Muttusami Ayyar and Tarrant, JJ.
1. The question we have now to decide in this appeal is whether the claim is barred by Section 43 of Act X of 1877. The facts upon which this question arises are clearly set forth in the judgment appealed against. On the 1st July 1878 there was a settlement of accounts between the plaintiff and the defendants, and a debt acknowledged to be due by the latter to the former. The non-payment of this debt constituted a cause of action which might be made the subject of a suit. And the same day it is alleged that the plaintiff and the defendants entered into a contract of partnership, and the partnership trade, which was carried on under this contract, ceased in August 1878. The termination of the partnership and the defendants' omission to account for its assets was another distinct cause of action. Thus, prior to the date of the agreement mentioned in Suit 127 of 1878, the plaintiff was at liberty to institute two different suits upon the two transactions, for Section 43 only directs that every suit shall include the whole of the claim to which the plaintiff is entitled upon the cause of action on which the suit is founded, and it does not require the union of all the causes of action arising from distinct and independent transactions between the plaintiff and the defendants. On the 30th September 1878 the defendants extorted a release whereby the plaintiff's claim against thorn, arising out of the two transactions already mentioned, and all other transactions between them, was released. This was a wrong done by the defendants to the plaintiff, and the former are not, therefore, at liberty to plead their own wrong and to insist that the distinct rights of suit which the plaintiff already had should be taken away from him and merge into the release, which, according to the plaintiff, was invalid. It appears to us, therefore, that at the date of Suit 127 of 1878, 23rd November 1878, the plaintiff was not bound under Section 43 to have united the several causes of action which he had in one suit. This being so, the next question arising for consideration is whether Suit 127 of 1878 was substantially a suit for damages sustained for the wrong done by the defendants in extorting the release from him, or a suit upon the account stated on the 1st July 1878, containing a statement in the nature of a confession and avoidance of the release.

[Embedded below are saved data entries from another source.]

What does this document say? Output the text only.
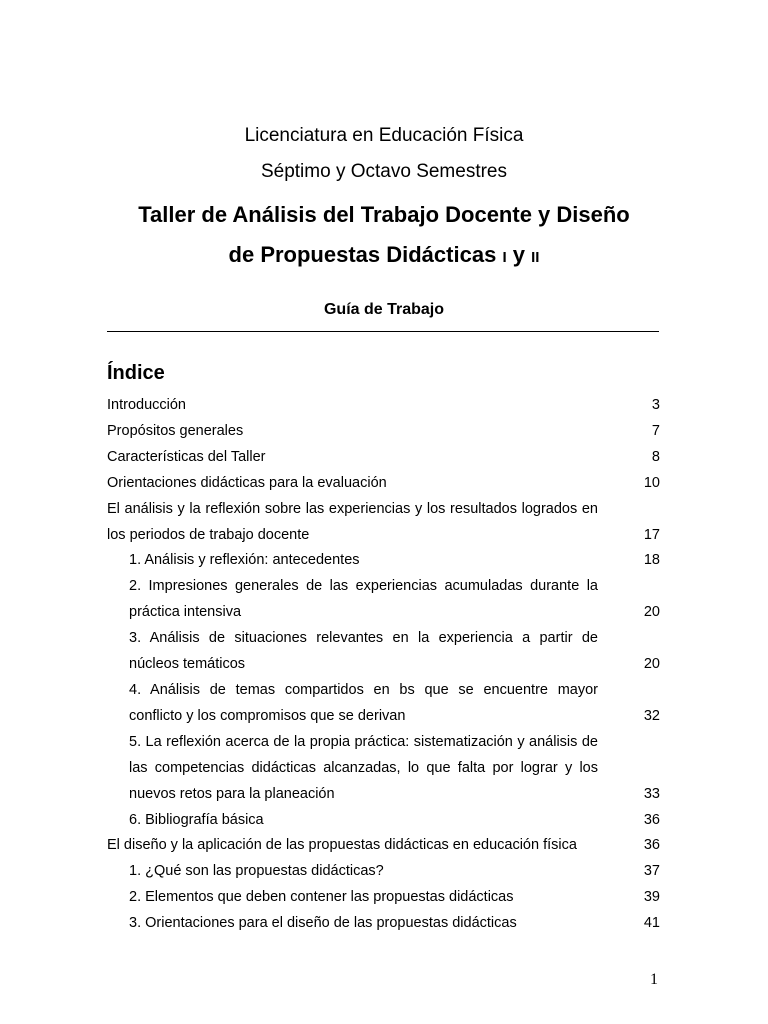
Licenciatura en Educación Física
Séptimo y Octavo Semestres
Taller de Análisis del Trabajo Docente y Diseño
de Propuestas Didácticas I y II
Guía de Trabajo
Índice
Introducción	3
Propósitos generales	7
Características del Taller	8
Orientaciones didácticas para la evaluación	10
El análisis y la reflexión sobre las experiencias y los resultados logrados en los periodos de trabajo docente	17
1. Análisis y reflexión: antecedentes	18
2. Impresiones generales de las experiencias acumuladas durante la práctica intensiva	20
3. Análisis de situaciones relevantes en la experiencia a partir de núcleos temáticos	20
4. Análisis de temas compartidos en bs que se encuentre mayor conflicto y los compromisos que se derivan	32
5. La reflexión acerca de la propia práctica: sistematización y análisis de las competencias didácticas alcanzadas, lo que falta por lograr y los nuevos retos para la planeación	33
6. Bibliografía básica	36
El diseño y la aplicación de las propuestas didácticas en educación física	36
1. ¿Qué son las propuestas didácticas?	37
2. Elementos que deben contener las propuestas didácticas	39
3. Orientaciones para el diseño de las propuestas didácticas	41
1
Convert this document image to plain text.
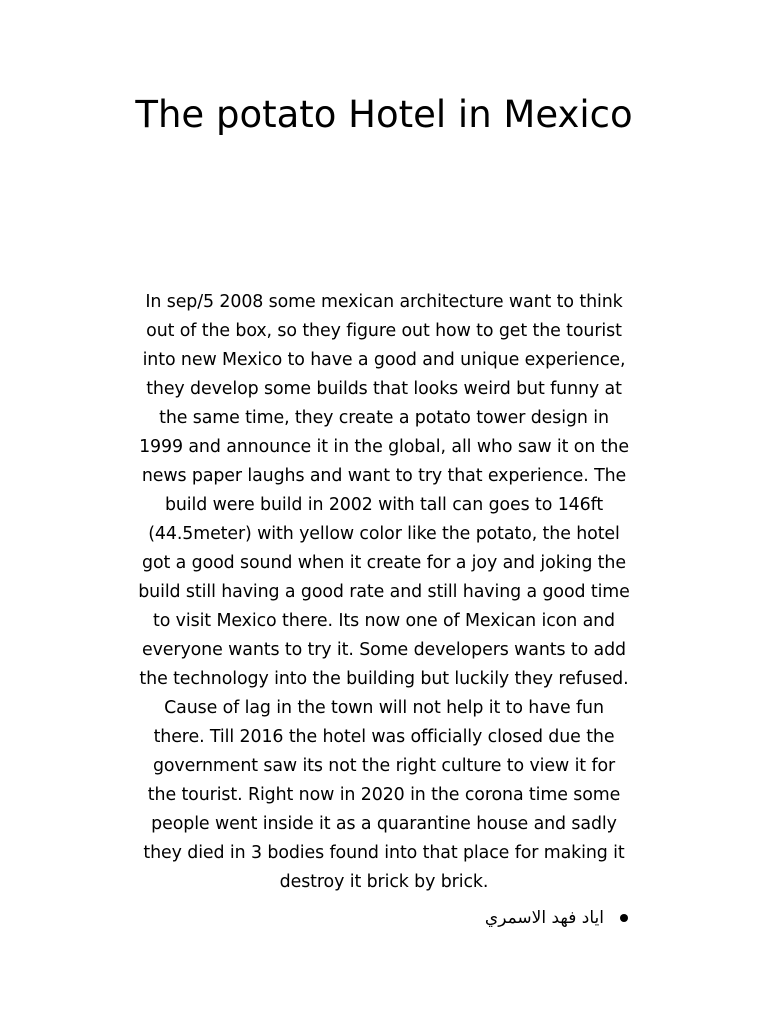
The potato Hotel in Mexico

In sep/5 2008 some mexican architecture want to think
out of the box, so they figure out how to get the tourist
into new Mexico to have a good and unique experience,
they develop some builds that looks weird but funny at
the same time, they create a potato tower design in
1999 and announce it in the global, all who saw it on the
news paper laughs and want to try that experience. The
build were build in 2002 with tall can goes to 146ft
(44.5meter) with yellow color like the potato, the hotel
got a good sound when it create for a joy and joking the
build still having a good rate and still having a good time
to visit Mexico there. Its now one of Mexican icon and
everyone wants to try it. Some developers wants to add
the technology into the building but luckily they refused.
Cause of lag in the town will not help it to have fun
there. Till 2016 the hotel was officially closed due the
government saw its not the right culture to view it for
the tourist. Right now in 2020 in the corona time some
people went inside it as a quarantine house and sadly
they died in 3 bodies found into that place for making it
destroy it brick by brick.

اياد فهد الاسمري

2. Though the words in paragraph 4 of the plaint in the former suit, 'Thus arose the cause of action,' create some doubt whether the extorting of the release was not made the ground of action, still, it appears to us, on considering the plaint as a whole, that the allusion to the execution of the release under duress was made by way of answer to a plea which, it was anticipated, might be founded upon it, and that the prayer for its cancellation was regarded as ancillary to the primary relief, viz., the recovery of the amount due upon the account stated on the 1st July 1878. The allegations in the plaint are, in our judgment, consistent with the view that the setting aside of the release was a step necessary for reviving the distinct causes of action which the plaintiff had prior to its execution. It may be that the defendants could not plead the release in answer to the present claim, as its validity was an issue adjudicated upon in Suit 127 of 1878; but it does not seem to us to follow that the distinct causes of action, which the plaintiff had, must merge into a transaction which was legally inoperative.
3. We are, therefore, of opinion that Suit No. 127 of 1878 was not substantially a suit for damages, and we must set aside the decree appealed against, and remand the suit for disposal on the merits. The costs hitherto will be costs in the cause.